6. The Crowds Could Be Even Larger
Last year, VIP seats in the grandstands sold out in 6 hours and an estimated 30,000 attended over the two days—the largest crowd a U.S. women’s World Cup has ever seen. This year, the VIP seats sold out in a matter of minutes. “And we added capacity,” said Killington’s Director of Marketing, Rob Megnin. Megnin estimates Killington has sold more than 4,000 tickets – and that’s just for VIP seating. General spectating is free.

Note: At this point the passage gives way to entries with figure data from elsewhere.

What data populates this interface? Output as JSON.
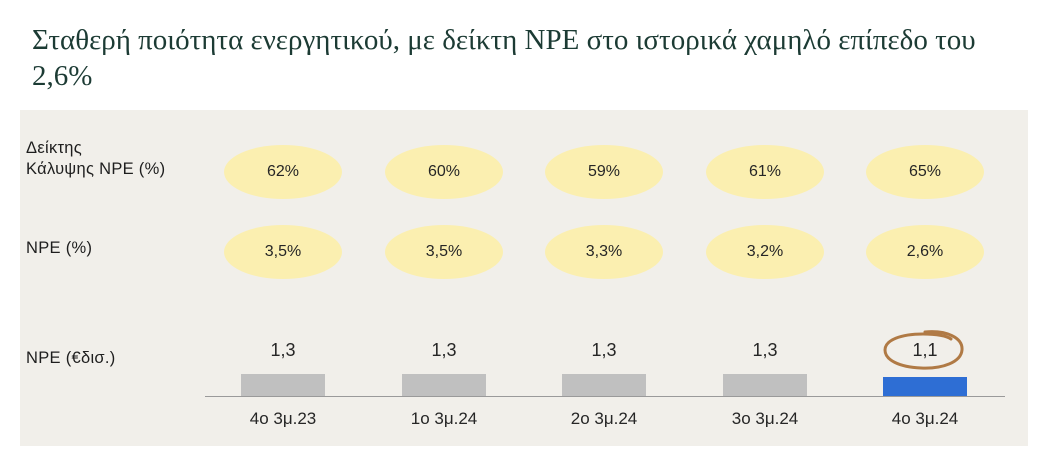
{
  "title": "Σταθερή ποιότητα ενεργητικού, με δείκτη NPE στο ιστορικά χαμηλό επίπεδο του 2,6%",
  "chart_data": {
    "type": "bar",
    "title": "Σταθερή ποιότητα ενεργητικού, με δείκτη NPE στο ιστορικά χαμηλό επίπεδο του 2,6%",
    "categories": [
      "4ο 3μ.23",
      "1ο 3μ.24",
      "2ο 3μ.24",
      "3ο 3μ.24",
      "4ο 3μ.24"
    ],
    "rows": {
      "coverage": {
        "label_line1": "Δείκτης",
        "label_line2": "Κάλυψης NPE (%)",
        "values": [
          "62%",
          "60%",
          "59%",
          "61%",
          "65%"
        ]
      },
      "npe_ratio": {
        "label": "NPE (%)",
        "values": [
          "3,5%",
          "3,5%",
          "3,3%",
          "3,2%",
          "2,6%"
        ]
      }
    },
    "series": [
      {
        "name": "NPE (€δισ.)",
        "values": [
          1.3,
          1.3,
          1.3,
          1.3,
          1.1
        ],
        "labels": [
          "1,3",
          "1,3",
          "1,3",
          "1,3",
          "1,1"
        ]
      }
    ],
    "highlight_index": 4,
    "colors": {
      "bar": "#c0c0c0",
      "bar_highlight": "#2e6ed4",
      "pill": "#fbefb0",
      "circle": "#b07a45",
      "panel": "#f1efea"
    }
  }
}
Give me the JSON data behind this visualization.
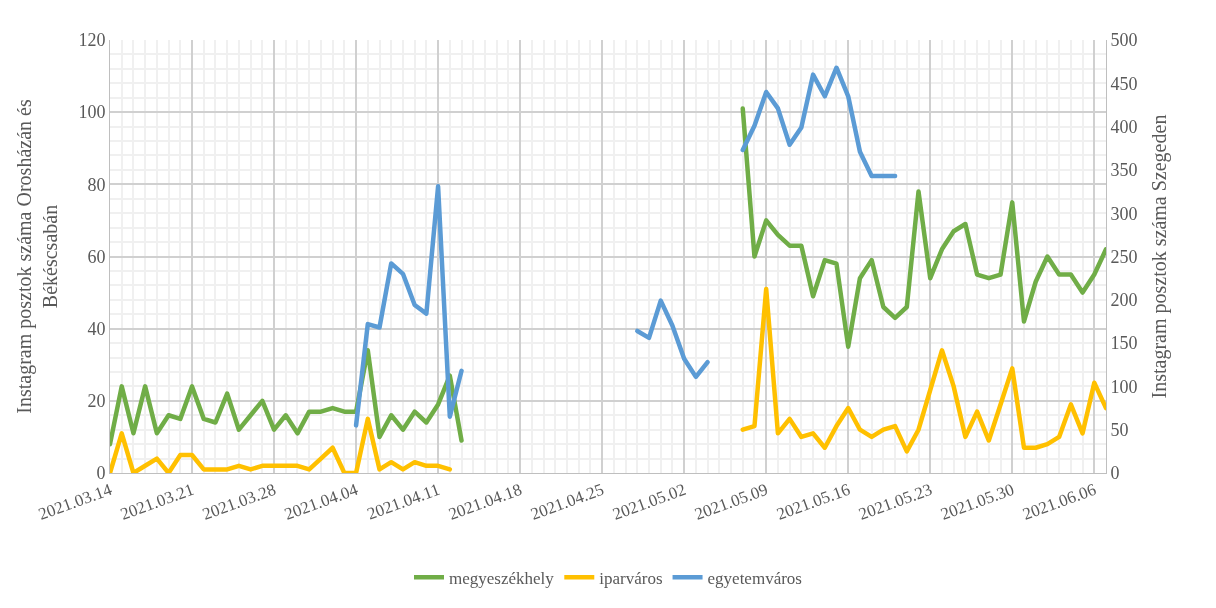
{
  "chart_data": {
    "type": "line",
    "ylabel": "Instagram posztok száma Orosházán és Békéscsabán",
    "y2label": "Instagram posztok száma Szegeden",
    "x": [
      "2021-03-14",
      "2021-03-15",
      "2021-03-16",
      "2021-03-17",
      "2021-03-18",
      "2021-03-19",
      "2021-03-20",
      "2021-03-21",
      "2021-03-22",
      "2021-03-23",
      "2021-03-24",
      "2021-03-25",
      "2021-03-26",
      "2021-03-27",
      "2021-03-28",
      "2021-03-29",
      "2021-03-30",
      "2021-03-31",
      "2021-04-01",
      "2021-04-02",
      "2021-04-03",
      "2021-04-04",
      "2021-04-05",
      "2021-04-06",
      "2021-04-07",
      "2021-04-08",
      "2021-04-09",
      "2021-04-10",
      "2021-04-11",
      "2021-04-12",
      "2021-04-13",
      "2021-04-14",
      "2021-04-15",
      "2021-04-16",
      "2021-04-17",
      "2021-04-18",
      "2021-04-19",
      "2021-04-20",
      "2021-04-21",
      "2021-04-22",
      "2021-04-23",
      "2021-04-24",
      "2021-04-25",
      "2021-04-26",
      "2021-04-27",
      "2021-04-28",
      "2021-04-29",
      "2021-04-30",
      "2021-05-01",
      "2021-05-02",
      "2021-05-03",
      "2021-05-04",
      "2021-05-05",
      "2021-05-06",
      "2021-05-07",
      "2021-05-08",
      "2021-05-09",
      "2021-05-10",
      "2021-05-11",
      "2021-05-12",
      "2021-05-13",
      "2021-05-14",
      "2021-05-15",
      "2021-05-16",
      "2021-05-17",
      "2021-05-18",
      "2021-05-19",
      "2021-05-20",
      "2021-05-21",
      "2021-05-22",
      "2021-05-23",
      "2021-05-24",
      "2021-05-25",
      "2021-05-26",
      "2021-05-27",
      "2021-05-28",
      "2021-05-29",
      "2021-05-30",
      "2021-05-31",
      "2021-06-01",
      "2021-06-02",
      "2021-06-03",
      "2021-06-04",
      "2021-06-05",
      "2021-06-06",
      "2021-06-07"
    ],
    "series": [
      {
        "name": "megyeszékhely",
        "color": "#70ad47",
        "values": [
          8,
          24,
          11,
          24,
          11,
          16,
          15,
          24,
          15,
          14,
          22,
          12,
          16,
          20,
          12,
          16,
          11,
          17,
          17,
          18,
          17,
          17,
          34,
          10,
          16,
          12,
          17,
          14,
          19,
          27,
          9,
          null,
          null,
          null,
          null,
          null,
          null,
          null,
          null,
          null,
          null,
          null,
          null,
          null,
          null,
          null,
          null,
          null,
          null,
          null,
          null,
          null,
          null,
          null,
          101,
          60,
          70,
          66,
          63,
          63,
          49,
          59,
          58,
          35,
          54,
          59,
          46,
          43,
          46,
          78,
          54,
          62,
          67,
          69,
          55,
          54,
          55,
          75,
          42,
          53,
          60,
          55,
          55,
          50,
          55,
          62
        ]
      },
      {
        "name": "iparváros",
        "color": "#ffc000",
        "values": [
          0,
          11,
          0,
          2,
          4,
          0,
          5,
          5,
          1,
          1,
          1,
          2,
          1,
          2,
          2,
          2,
          2,
          1,
          4,
          7,
          0,
          0,
          15,
          1,
          3,
          1,
          3,
          2,
          2,
          1,
          null,
          null,
          null,
          null,
          null,
          null,
          null,
          null,
          null,
          null,
          null,
          null,
          null,
          null,
          null,
          null,
          null,
          null,
          null,
          null,
          null,
          null,
          null,
          null,
          12,
          13,
          51,
          11,
          15,
          10,
          11,
          7,
          13,
          18,
          12,
          10,
          12,
          13,
          6,
          12,
          23,
          34,
          24,
          10,
          17,
          9,
          19,
          29,
          7,
          7,
          8,
          10,
          19,
          11,
          25,
          18
        ]
      },
      {
        "name": "egyetemváros",
        "color": "#5b9bd5",
        "axis": "y2",
        "values": [
          null,
          null,
          null,
          null,
          null,
          null,
          null,
          null,
          null,
          null,
          null,
          null,
          null,
          null,
          null,
          null,
          null,
          null,
          null,
          null,
          null,
          55,
          172,
          168,
          242,
          230,
          194,
          184,
          331,
          65,
          118,
          null,
          null,
          null,
          null,
          null,
          null,
          null,
          null,
          null,
          null,
          null,
          null,
          null,
          null,
          164,
          156,
          199,
          170,
          132,
          111,
          128,
          null,
          null,
          373,
          401,
          440,
          421,
          379,
          399,
          460,
          435,
          468,
          435,
          371,
          343,
          343,
          343,
          null,
          null,
          null,
          null,
          null,
          null,
          null,
          null,
          null,
          null,
          null,
          null,
          null,
          null,
          null,
          null,
          null,
          null
        ]
      }
    ],
    "xlim": [
      "2021-03-14",
      "2021-06-07"
    ],
    "xticks": [
      {
        "value": "2021-03-14",
        "label": "2021.03.14"
      },
      {
        "value": "2021-03-21",
        "label": "2021.03.21"
      },
      {
        "value": "2021-03-28",
        "label": "2021.03.28"
      },
      {
        "value": "2021-04-04",
        "label": "2021.04.04"
      },
      {
        "value": "2021-04-11",
        "label": "2021.04.11"
      },
      {
        "value": "2021-04-18",
        "label": "2021.04.18"
      },
      {
        "value": "2021-04-25",
        "label": "2021.04.25"
      },
      {
        "value": "2021-05-02",
        "label": "2021.05.02"
      },
      {
        "value": "2021-05-09",
        "label": "2021.05.09"
      },
      {
        "value": "2021-05-16",
        "label": "2021.05.16"
      },
      {
        "value": "2021-05-23",
        "label": "2021.05.23"
      },
      {
        "value": "2021-05-30",
        "label": "2021.05.30"
      },
      {
        "value": "2021-06-06",
        "label": "2021.06.06"
      }
    ],
    "ylim": [
      0,
      120
    ],
    "yticks": [
      0,
      20,
      40,
      60,
      80,
      100,
      120
    ],
    "y2lim": [
      0,
      500
    ],
    "y2ticks": [
      0,
      50,
      100,
      150,
      200,
      250,
      300,
      350,
      400,
      450,
      500
    ],
    "grid": true,
    "legend": "bottom",
    "marker": "none",
    "line_style": "solid"
  }
}
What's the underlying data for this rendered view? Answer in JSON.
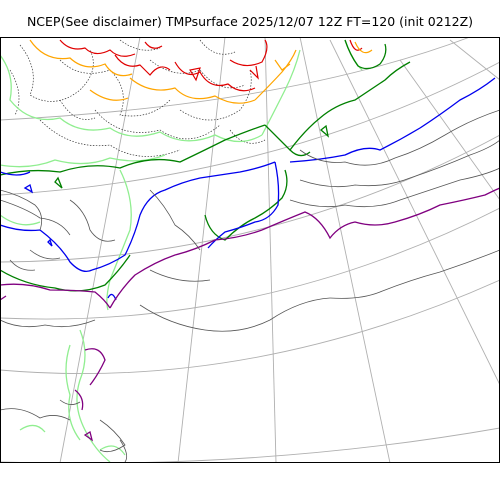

Last year, more than 1500 kids, members of ski clubs and racing programs from around Vermont, marched in the opening ceremony parade. This year, clubs from around New England will participate, bringing the numbers up even higher. “This has tremendous impact,” says Tiger Shaw, president of U.S. Ski and Snowboard Association, the sport’s governing body in the U.S. This provides the opportunity for kids to see first-hand to see what it take and what extraordinary athletes these racers are. It creates thousands of seminal moments where young kids look up on the hill and say, “I want to be one of those.” And that’s what it takes for a really young kid to have that moment. If you ask Mikaela or Lindsey they’ll tell you they have had those moments. It’s huge, it’s a big deal and for me, running this organization, it’s great.”
7. How to Watch
If you can make it to the races in person, get there early, park offsite and take one of the many shuttles up the Mountain Road. Be prepared to have your bag searched. Among the no-nos: chairs, alcohol, glass containers, knives, weapons, laser pointers, drugs, pets and drones.
The races will be broadcast live on NBC Sports. Tune in
📺 – DELAY
3 p.m. ET – runs 1 & 2 – NBC
Correction: An earlier version stated the Julia Ford, an Okemo racer who is part of the Redneck Racers would be competing. She was on the start list but did not make the cut.